/SAFBuilder

Builds a Simple Archive Format package from files and a spreadsheet

Primary LanguageJava

SimpleArchiveFormat Builder
===========================

A standalone Java tool to build Simple Archive Format packages which are used to easily ingest items into a document management system, such as an institutional repository like DSpace. The use case satisfied by this SAFBuilder is that someone has a spreadsheet filled with metadata as well as content files such as images and PDFs and wishes to then bulk import this into a document management system. Users find it easy to create spreadsheets, this tool makes it easy to then import it into their system.

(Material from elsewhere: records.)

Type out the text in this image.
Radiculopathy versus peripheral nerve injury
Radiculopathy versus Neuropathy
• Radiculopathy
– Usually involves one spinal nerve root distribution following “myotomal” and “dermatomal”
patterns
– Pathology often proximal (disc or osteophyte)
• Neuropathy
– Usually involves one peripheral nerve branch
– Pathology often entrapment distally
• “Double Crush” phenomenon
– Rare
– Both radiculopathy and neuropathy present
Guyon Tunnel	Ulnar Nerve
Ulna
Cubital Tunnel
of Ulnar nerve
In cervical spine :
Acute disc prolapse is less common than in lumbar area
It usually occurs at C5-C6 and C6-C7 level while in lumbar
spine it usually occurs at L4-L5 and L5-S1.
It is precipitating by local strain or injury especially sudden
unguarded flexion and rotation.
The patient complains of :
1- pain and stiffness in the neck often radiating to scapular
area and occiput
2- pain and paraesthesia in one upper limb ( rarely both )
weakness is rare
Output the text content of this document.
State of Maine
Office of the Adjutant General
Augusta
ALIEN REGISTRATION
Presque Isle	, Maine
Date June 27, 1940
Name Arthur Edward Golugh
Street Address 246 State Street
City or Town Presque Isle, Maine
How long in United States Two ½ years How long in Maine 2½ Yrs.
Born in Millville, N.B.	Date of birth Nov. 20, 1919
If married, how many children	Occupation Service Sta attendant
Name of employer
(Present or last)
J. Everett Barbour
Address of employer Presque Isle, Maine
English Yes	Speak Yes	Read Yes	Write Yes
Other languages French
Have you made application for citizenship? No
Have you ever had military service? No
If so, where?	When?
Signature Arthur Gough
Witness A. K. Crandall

Author: Peter Dietz - The Ohio State University Libraries

[Wiki entry on Simple Archive Format Packager](https://wiki.duraspace.org/display/DSPACE/Simple+Archive+Format+Packager "Simple Archive Format Package wiki entry")

Input
-----
A spreadsheet (.csv) with the following columns:
* filename for the bitstream/file
* metadata with namespace.element.(qualifer). Examples would be: dc.description or dc.contributor.author
![Image of a sample input spreadsheet with metadata](https://wiki.duraspace.org/download/attachments/20809267/metadata-spreadsheet.png?version=1&modificationDate=1276806916424 "sample spreadsheet with metadata")


Output
------
    SimpleArchiveFormat/
        item_000/
            dublin_core.xml         -- qualified Dublin Core metadata for metadata fields belonging to the dc schema
            metadata_[prefix].xml   -- metadata in another schema, the prefix is the name of the schema as registered with the metadata registry
            contents                -- text file containing one line per filename
            file_1.doc              -- files to be added as bitstreams to the item
            file_2.pdf
        item_001/
            dublin_core.xml
            contents
            file_1.png
            ...

Instructions
------------
The commands below will: check out the code from Git, download the external java libraries used to make the tool, compile the source code, and execute it. The exact commands below are specific to Linux, other users should be able to deduce what it means.
    git clone git://github.com/peterdietz/SAFBuilder.git
    cd SAFBuilder
    javac -classpath javacsv-2.0.jar:commons-io-1.4.jar:xmlwriter-2.2.jar src/edu/osu/kb/batch/*.java -d classes
    java -cp classes edu.osu.kb.batch.BatchProcess

With no arguments the system will print out the help.
> USAGE: BatchProcess /path/to/directory metadatafilename.csv  
> Hint -- directory: Use absolute path and no trailing slashes  
> Hint -- metadatafilename: needs to be in the directory, as do the content files  

Included is some sample data to get started using the tool.
    java -cp classes:javacsv-2.0.jar:commons-io-1.4.jar:xmlwriter-2.2.jar edu.osu.kb.batch.BatchProcess /home/peter/NetBeansProjects/SAFBuilder/src/edu/osu/kb/sample_data AAA_batch-metadata.csv

Running the tool against the sample data will create a directory "SimpleArchiveFormat" in the directory you previously specified. In this example it is: /home/peter/NetBeansProjects/SAFBuilder/src/edu/kb/sample_data/SimpleArchiveFormat, and the contents of the directory SimpleArchiveFormat is of the format of what was described above in the "Output" section.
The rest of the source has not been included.